Lament of the Flutes
Wednesday, July 25, 2007.
By Christopher Okigbo
TIDEWASH……Memories
fold-over-fold free-furrow
mingling old tunes with new.
Tidewash.....Ride me
memories, astride on firm
saddle, wreathed with white
lillies & roses of blood.....
Sing to the rustic flute:
Sing a new note...
Where are the Maytime flowers,
where the roses? What will the
Watermaid bring at sundown,
a garland? A handful of tears?
Sing to the rustic flute:
Sing a new note...
Comes Dawn
gasping thro worn lungs,
Day breathes,
panting like torn horse -
We follow the wind to the fields
Bruising grass leafblade and corn...
Sundown: I draw in my egg head.
Night falls
smearing sore bruises with Sloan's
boring new holes in old sheets -
We hear them, the talkative pines,
And nightbirds and woodnymphs afar off ...
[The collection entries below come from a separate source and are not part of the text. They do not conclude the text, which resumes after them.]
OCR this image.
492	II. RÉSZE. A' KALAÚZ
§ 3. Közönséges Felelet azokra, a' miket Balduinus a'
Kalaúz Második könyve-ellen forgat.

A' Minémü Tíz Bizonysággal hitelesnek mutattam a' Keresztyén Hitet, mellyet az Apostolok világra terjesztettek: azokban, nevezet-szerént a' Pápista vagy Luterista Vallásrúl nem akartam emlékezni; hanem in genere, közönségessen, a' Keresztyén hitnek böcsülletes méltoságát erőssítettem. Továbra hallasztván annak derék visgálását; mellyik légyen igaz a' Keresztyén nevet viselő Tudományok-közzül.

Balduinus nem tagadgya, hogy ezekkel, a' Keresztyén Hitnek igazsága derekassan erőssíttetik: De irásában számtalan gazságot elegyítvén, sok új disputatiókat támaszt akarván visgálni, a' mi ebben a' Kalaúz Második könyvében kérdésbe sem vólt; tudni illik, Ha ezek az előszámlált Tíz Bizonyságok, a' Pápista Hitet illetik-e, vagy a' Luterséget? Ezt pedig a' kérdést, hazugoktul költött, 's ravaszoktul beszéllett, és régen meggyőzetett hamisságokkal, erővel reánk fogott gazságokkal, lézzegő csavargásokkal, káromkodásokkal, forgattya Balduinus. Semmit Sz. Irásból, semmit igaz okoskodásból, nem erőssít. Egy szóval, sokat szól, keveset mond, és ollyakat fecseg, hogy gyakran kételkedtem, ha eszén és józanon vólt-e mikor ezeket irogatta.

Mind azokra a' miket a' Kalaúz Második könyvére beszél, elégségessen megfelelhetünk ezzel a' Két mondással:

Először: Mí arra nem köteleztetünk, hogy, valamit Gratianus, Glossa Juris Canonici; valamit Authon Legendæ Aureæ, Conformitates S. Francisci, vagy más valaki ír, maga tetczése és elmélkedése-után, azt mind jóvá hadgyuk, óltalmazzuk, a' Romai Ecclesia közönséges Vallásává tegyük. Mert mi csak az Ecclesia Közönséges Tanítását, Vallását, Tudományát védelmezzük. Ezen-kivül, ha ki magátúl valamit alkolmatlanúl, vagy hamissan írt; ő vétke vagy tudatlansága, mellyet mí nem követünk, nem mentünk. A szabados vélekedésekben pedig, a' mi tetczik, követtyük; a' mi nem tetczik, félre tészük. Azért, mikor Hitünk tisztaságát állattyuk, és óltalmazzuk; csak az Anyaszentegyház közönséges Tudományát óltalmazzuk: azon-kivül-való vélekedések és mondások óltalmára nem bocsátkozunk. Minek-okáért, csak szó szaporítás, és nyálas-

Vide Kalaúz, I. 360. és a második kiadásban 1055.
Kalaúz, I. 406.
Shall I answer their call,
creep on my underself
out of my snug hole, out of my shell
to the rocks and the fringe for cleansing?
Shall I offer to Idoto
my sandhouse and bones,
then write no more snow-patch?
Sing to the rustic flute.
Sing a new note.
Editor's note: Culled from Christopher Okigbo's Collected Poems. Published by Heinemann Publishers (London). Copyright of Christopher Okigbo.
Main Picture courtesy of The University of London's School of Oriental and African Studies.
Christopher Okigbo is one of Africa's greatest poets. Born in Ojoto, Eastern Nigeria in 1932, he attended Government College, Umuahia, before reading Classics at The University of Ibadan.
He was a lecturer at the University of Nigeria, Nsukka, before joining the Biafran side during the Nigerian Civil War. Since his death in 1967 during the war, Okigbo has become legendary in the field of African poetry and as a source of insipiration for younger writers.
Chinua Achebe and Wole Soyinka have both dedicated poems to his memory.